Post Office address change fee
There are some pieces of mail you expect on a regular basis like magazines and bills. You change your address with the individual companies for free. However, you’ll pay a fee if you want the Post Office to forward all that unexpected mail.
The Post Office charges $1 to forward mail online. They say it’s to verify you are who you say you are, and prevent fraud. The agency matches your address with the one on file with your credit card.
If fraud is truly the concern at USPS, why didn’t the Post Office ask for identification when the paper form was still popular?
Why can’t the Post Office just put a $1 hold on your account to verify it’s legitimate? Hotels and gas stations do this to make sure you have enough money in your account. Maybe this wouldn’t make the banks too happy since there ultimately wouldn’t be a charge on your account, but there has to be a better way.

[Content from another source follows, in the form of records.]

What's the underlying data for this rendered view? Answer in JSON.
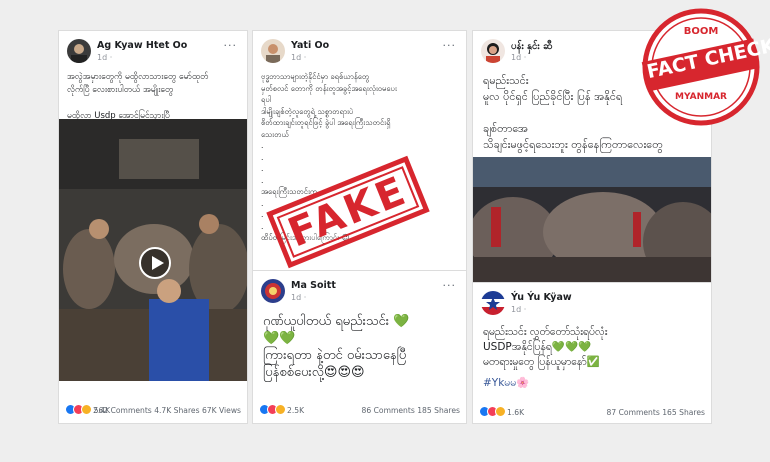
{
  "posts": [
    {
      "author": "Ag Kyaw Htet Oo",
      "time": "1d ·",
      "text": "အလွဲအမှားတွေကို မထွိလာသားတွေ မော်ထုတ်\nလိုက်ပြီ လေးစားပါတယ် အမျိုးတွေ\n\nမထွိလာ Usdp အောင်မြင်သွားပြီ",
      "reaction_count": "2.4K",
      "comments": "562 Comments",
      "shares": "4.7K Shares",
      "views": "67K Views"
    },
    {
      "author": "Yati Oo",
      "time": "1d ·",
      "text": "ဗုဒ္ဓဘာသာများတဲ့နိုင်ငံမှာ ခရစ်ယာန်တွေ\nမှတ်စလင် တောကို တန်းတူအခွင့်အရေးလုံးဝမပေး\nရပါ\nဒါမျိုးချစ်တဲ့လူတွေရဲ့ သစ္စာတရားပဲ\nစိတ်ထားချင်းတူရင်ဖြင့် ခွဲပါ အရေးကြီးသတင်းရှိ\nသေးတယ်\n.\n.\n.\n.\nအရေးကြီးသတင်းက\n.\n.\n.\nထိပ်တမြင်းအသွားပါကြောင်း 😍",
      "fake_label": "FAKE"
    },
    {
      "author": "Ma Soitt",
      "time": "1d ·",
      "text": "ဂုဏ်ယူပါတယ် ရမည်းသင်း 💚\n💚💚\nကြားရတာ နဲ့တင် ဝမ်းသာနေပြီ\nပြန်စစ်ပေးလို့😍😍😍",
      "reaction_count": "2.5K",
      "comments": "86 Comments",
      "shares": "185 Shares"
    },
    {
      "author": "ပန်း နှင်း ဆီ",
      "time": "1d ·",
      "text": "ရမည်းသင်း\nမူလ ပိုင်ရှင် ပြည်ခိုင်ပြီး ပြန် အနိုင်ရ\n\nချစ်တာအေ\nသိချင်းမဖွင့်ရသေးဘူး တွန်နေကြတာလေးတွေ"
    },
    {
      "author": "Ýu Ýu Kÿaw",
      "time": "1d ·",
      "text": "ရမည်းသင်း လွှတ်တော်သုံးရပ်လုံး\nUSDPအနိုင်ပြန်ရ💚💚💚\nမတရားမှုတွေ ပြန်ယူမှာနော်✅",
      "hashtag": "#Ykမမ🌸",
      "reaction_count": "1.6K",
      "comments": "87 Comments",
      "shares": "165 Shares"
    }
  ],
  "badge": {
    "top": "BOOM",
    "main_line1": "FACT",
    "main_line2": "CHECK",
    "bottom": "MYANMAR",
    "color": "#d7262e"
  },
  "colors": {
    "like": "#1877f2",
    "love": "#f33e58",
    "haha": "#f7b125"
  }
}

You have to pay this fee for every name variation. For example, if you have a business that gets mail at your home address you have to pay another $1 to forward the business mail. If you have a maiden name, pay another $1. You are allowed to pay just $1 to forward your family’s mail if you have the same name.
Avoid change of address fee
The only way to avoid the $1 fee is to mail in a form that you print off online. It’s called Form PS 3575. In this digital age, good luck finding it at your Post Office. You can still find the form online, but I’d ask at the Post Office before filling it out. You don’t want it getting lost in the mail.
Coupons for your $1 fee
There is a slight upside to the $1 fee. You get valuable coupons in the mail like 10% off Lowes. You can use that coupon at Home Depot. When you move, you’re always making trips to the home improvement store so 10% does add up.